Rad didn’t know when he’d started thinking of her house as his home. He couldn’t remember the first time it had happened, and he couldn’t remember ever thinking it was a strange thought for him to have. Willa was his home. Where she went, so did he.
And that wasn’t a strange thought at all.
~oOo~
He was under an old Honda Civic, doing a routine oil change, when his pager went off later that morning. Since he was at the station, he knew it wasn’t a Bull reaching out, and Willa was the only other person who had his pager number. He left the old oil to drain and came out from under the car. Snagging a shop towel from his back pocket, Rad wiped his hands and checked his pager, smiling already, expecting to see 14.
And he did—but the nurses’ lounge number was first, so she wanted him to call. He went to the shop phone and did.
“Labor & Delivery, Willa Randall speaking.”
“Me, baby. You okay?”
She hesitated only a beat, but it was enough to get him standing up straight.
“Can you come for lunch?”
He checked his watch—just after eleven. He checked the work schedule on the clipboard at his side. He had a brake job on deck that afternoon, and church after that to discuss the Volkovs coming in the next day. This was a day that eating a Big Mac from a sack on the worktable here in the bays was about all the time for lunch he could afford.

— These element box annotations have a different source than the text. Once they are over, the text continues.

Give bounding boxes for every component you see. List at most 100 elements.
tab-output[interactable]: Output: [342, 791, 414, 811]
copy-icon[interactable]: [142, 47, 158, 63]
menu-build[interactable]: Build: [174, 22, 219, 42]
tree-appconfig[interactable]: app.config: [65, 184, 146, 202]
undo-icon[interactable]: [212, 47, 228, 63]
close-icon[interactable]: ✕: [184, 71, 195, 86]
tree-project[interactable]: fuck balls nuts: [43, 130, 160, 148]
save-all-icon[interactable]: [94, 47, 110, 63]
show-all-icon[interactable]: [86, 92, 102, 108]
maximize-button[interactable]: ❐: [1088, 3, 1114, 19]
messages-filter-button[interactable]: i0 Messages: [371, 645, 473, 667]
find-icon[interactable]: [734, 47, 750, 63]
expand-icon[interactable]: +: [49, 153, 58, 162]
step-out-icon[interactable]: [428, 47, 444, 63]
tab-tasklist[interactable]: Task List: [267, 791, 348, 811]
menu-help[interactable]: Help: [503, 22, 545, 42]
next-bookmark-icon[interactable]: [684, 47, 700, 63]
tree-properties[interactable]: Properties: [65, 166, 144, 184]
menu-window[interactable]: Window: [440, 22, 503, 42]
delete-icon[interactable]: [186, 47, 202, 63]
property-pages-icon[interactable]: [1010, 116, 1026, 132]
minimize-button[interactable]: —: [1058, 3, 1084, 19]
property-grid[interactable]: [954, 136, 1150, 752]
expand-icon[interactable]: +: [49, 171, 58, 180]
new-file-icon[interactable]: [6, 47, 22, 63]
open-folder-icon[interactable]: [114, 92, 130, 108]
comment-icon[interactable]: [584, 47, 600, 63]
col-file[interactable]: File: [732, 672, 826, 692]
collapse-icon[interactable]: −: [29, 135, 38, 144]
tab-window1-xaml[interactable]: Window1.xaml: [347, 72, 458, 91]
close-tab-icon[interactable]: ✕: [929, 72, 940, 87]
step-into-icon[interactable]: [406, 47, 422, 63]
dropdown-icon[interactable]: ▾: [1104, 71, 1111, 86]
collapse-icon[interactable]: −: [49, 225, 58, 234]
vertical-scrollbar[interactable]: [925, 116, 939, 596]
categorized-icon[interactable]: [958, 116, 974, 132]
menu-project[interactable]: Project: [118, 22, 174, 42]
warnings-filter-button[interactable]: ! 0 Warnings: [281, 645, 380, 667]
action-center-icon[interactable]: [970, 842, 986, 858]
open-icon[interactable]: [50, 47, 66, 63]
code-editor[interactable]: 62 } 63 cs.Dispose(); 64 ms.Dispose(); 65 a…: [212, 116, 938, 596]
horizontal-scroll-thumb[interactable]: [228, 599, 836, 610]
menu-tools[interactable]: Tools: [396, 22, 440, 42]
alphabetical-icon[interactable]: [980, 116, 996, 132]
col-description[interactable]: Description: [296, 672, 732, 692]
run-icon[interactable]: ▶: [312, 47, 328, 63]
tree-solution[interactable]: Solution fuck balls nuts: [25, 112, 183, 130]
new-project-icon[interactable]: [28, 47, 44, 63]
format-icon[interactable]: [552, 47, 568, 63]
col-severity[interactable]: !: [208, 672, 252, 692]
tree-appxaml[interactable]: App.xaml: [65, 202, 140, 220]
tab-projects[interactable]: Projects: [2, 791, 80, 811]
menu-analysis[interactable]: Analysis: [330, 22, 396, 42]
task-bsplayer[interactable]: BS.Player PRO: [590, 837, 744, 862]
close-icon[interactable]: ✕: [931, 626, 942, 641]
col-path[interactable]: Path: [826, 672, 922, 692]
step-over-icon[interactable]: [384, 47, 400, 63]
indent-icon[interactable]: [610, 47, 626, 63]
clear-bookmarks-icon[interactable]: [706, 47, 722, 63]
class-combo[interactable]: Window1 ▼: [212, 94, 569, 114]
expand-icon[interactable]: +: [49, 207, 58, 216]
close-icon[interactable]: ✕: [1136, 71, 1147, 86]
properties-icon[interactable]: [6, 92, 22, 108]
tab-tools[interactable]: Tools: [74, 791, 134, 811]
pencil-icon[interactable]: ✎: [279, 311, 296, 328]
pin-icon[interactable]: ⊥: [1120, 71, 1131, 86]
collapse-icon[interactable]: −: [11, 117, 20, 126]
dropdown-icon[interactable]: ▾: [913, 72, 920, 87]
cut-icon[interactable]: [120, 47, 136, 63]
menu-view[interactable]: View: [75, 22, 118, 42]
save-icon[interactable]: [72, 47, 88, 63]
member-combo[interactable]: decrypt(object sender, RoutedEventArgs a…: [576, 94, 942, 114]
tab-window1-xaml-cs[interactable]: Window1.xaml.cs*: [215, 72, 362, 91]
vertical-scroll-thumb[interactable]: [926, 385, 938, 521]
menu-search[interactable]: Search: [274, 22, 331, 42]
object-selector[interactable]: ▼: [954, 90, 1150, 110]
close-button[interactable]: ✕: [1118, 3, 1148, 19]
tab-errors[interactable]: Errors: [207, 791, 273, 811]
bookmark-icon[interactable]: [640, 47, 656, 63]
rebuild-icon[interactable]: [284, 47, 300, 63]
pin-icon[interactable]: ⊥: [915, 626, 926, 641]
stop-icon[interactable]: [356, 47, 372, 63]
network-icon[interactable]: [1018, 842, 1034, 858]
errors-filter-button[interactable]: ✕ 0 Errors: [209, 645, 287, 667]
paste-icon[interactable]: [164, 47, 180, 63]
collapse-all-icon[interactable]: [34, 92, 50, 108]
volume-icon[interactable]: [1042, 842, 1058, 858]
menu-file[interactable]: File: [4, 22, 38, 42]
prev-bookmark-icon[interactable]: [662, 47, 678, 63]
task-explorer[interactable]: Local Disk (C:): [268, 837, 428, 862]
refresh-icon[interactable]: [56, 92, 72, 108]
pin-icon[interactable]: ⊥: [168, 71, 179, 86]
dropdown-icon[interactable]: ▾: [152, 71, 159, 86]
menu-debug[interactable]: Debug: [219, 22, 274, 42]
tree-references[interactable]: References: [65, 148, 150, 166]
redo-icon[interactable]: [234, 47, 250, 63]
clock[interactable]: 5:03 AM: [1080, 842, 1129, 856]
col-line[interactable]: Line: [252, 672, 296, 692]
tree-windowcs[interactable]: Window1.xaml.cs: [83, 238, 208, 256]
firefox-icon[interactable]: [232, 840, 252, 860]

“I need to talk to you. In person.”
Her voice sounded wrong in a way he couldn’t pinpoint, and he didn’t like that at all.
“Tell me now, Wills. What’s wrong?”
“It’s not wrong, and I’m okay. I just…really need to talk to you face to face. Okay? Please.”
That settled it. “I’m there. When?”
“I’m on lunch right now. Can you come now?”
Dread began to swirl at the base of his skull. She was sure acting lik
e this was an emergency, no matter what words she was using. “Jesus, Wills. And you say you’re okay?”
“I am. I promise. Rad—just come.”
~oOo~
He got Eight Ball to finish the oil change, and he hauled ass to the hospital. Willa was waiting for him at the nurse’s station. Wally, sitting nearby in the waiting room, stood up, clearly surprised to see Rad.
He waved Wally back to the waiting room. “You’re not off duty, kid. Just takin’ a minute with my lady. Sit.” Then he kissed Willa’s cheek. “What’s goin’ on, baby?”